Трудно быть поэтом

Трудно быть поэтом

Е. Калмановский

Не только те, у кого нет ни малейшего желания вложить свой кирпичик в бесконечно строящееся здание литературы, но и многие пишущие, одаренные своеобразным (и, по правде говоря, утомительным для других) душевным здоровьем, не отдают себе отчет в том, как, в сущности, трудно, все трудней и трудней становится соединять слова в произведения. А поэтам — особенно. Ведь у них такое заметное, звучное, врезающееся в наш слух искусство.

Читатели, за исключением сверхнаивных, невольно воспринимают любого поэта наших дней в соответствии со всем, что сделано русской поэзией, скажем, за последние полтора века. Надо ли объяснять, что сделано колоссально много, что сотворено величайшее и разноликое богатство? Нет, не надо, потому что все это в нас, с нами.

Вот поэты и нервничают. Одни без устали стараются выделывать такое, чтобы издалека было видно: они — сегодняшние, они — изобретатели новизны. Новизна так и пенится, бьется, гремит в их строчках. Другие поэты (пожалуй, более разумные) решают откровенно вдохнуть воздуха предшествовавшей им поэтической эпохи, словно открыто соотнестись с ней, влиться, воспоследовать. И только совсем немногие находят в себе огромные силы свободно и полно дышать и жить стихом; не озираясь, сосредоточенно и упрямо они идут своим путем, открывшимся им ясно и просторно.

Таково, так сказать, самое общее положение вещей. Но при всем том каждый более или менее хороший поэт есть немалая загадка для познания. Вот и поэт Ахмадулина — загадка, к решению которой мы пытаемся приступить. Не из одного же намерения или стремления вырастают ее стихи, не одной внутренней целью она движима. Живое сложно и пестро. Так его и следует понимать. А незаурядный поэт и его стихи — сюжет, для познания ничуть не менее достойный, чем любое другое непоказное и немелочное явление жизни. Вникать, узнавать, читать в душе ближнего главные строки — занятие вполне человеческое.
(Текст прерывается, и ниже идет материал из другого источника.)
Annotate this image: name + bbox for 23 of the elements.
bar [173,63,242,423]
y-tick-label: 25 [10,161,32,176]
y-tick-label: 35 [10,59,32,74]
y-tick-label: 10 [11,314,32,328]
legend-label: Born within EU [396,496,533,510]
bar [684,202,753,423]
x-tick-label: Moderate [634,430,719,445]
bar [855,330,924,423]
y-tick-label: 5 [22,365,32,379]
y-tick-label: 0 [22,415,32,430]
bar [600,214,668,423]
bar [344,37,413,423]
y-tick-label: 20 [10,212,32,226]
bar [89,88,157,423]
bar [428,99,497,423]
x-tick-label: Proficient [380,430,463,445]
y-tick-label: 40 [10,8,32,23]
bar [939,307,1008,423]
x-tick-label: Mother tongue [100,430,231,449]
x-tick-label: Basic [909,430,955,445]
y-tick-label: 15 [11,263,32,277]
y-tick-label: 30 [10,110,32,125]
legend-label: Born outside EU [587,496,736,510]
Итак, постараемся вникнуть.

Повод к тому — выход в свет первого избранного Беллы Ахмадулиной (под названием «Стихи»).

И слова повторяются много раз — специальные слова Поэзии: их, конечно, можно было заменять другими, но те имели бы и колорит иной. Всегда Ахмадулина говорит «дитя», а не Наденька, или Машенька, или еще как-нибудь. Стихи начинает так: «О, жест зимы ко мне...», «О, опрометчивость моя!» Ей нравятся «свершить» и «вершить»: «свершилась поздней осени беда» или «был подвиг одиночества свершен» (оба примера — из одного стихотворения «Тоска по Лермонтову»); «в нем свой балет всегда вершила легкость», «чтоб не ходить, но совершать балет», «дыханья суетный обычай вершить было не трудно и не лень», — и так далее. Об этих особенностях поэта уже говорилось до нас. Говорили о них солидно и убедительно, привлекая обширные высказывания поэтов-великанов, как бы беря их себе в компанию. И все для того, чтобы пенять Ахмадулиной: зачем она такая? На самом деле, зачем?

Все, кто рецензировал стихи Ахмадулиной, отмечают: она по-настоящему талантлива. Но таким странным тоном отмечают, словно сама она тут решительно ни при чем. То ли со своим не справляется, то ли чужой взяла. Может быть, обнаружен талант бесконтрольный, который ведет, прямо тащит его обладателя то туда, то сюда, растаскивает его и дробит, толкая на пустые деяния, открывая безвластность поэта над собственным даром? Не похоже. Ахмадулина в стихах до крайности строга и разборчива.

Она с полным правом говорит: «Способ совести избран уже и теперь от меня не зависит». То есть у нее — поэта — нет бесконечных хлопот и распрей с совестью, которая только и норовит удивить каким-нибудь коленцем. Как началась ее поэзия, так и повелся обычай быть вот именно строгой и разборчивой. Ахмадулина опять имеет право сказать в своем споре с «литературоведом»:

Он знал: коль ложь не бестолкова,
она не осквернит уста,
я знала: за лукавство слова
наказывает немота.
(«Как долго я не высыпалась...»)

Ахмадулина действительно не лукавит, если только исключить некоторые ухищрения «Моей родословной». Поэтические строки благородны, не пошлы, хотя бывают они не одинаково сильны, бывают иной раз нарочиты, искусственны — по-особому, по-ахмадулински.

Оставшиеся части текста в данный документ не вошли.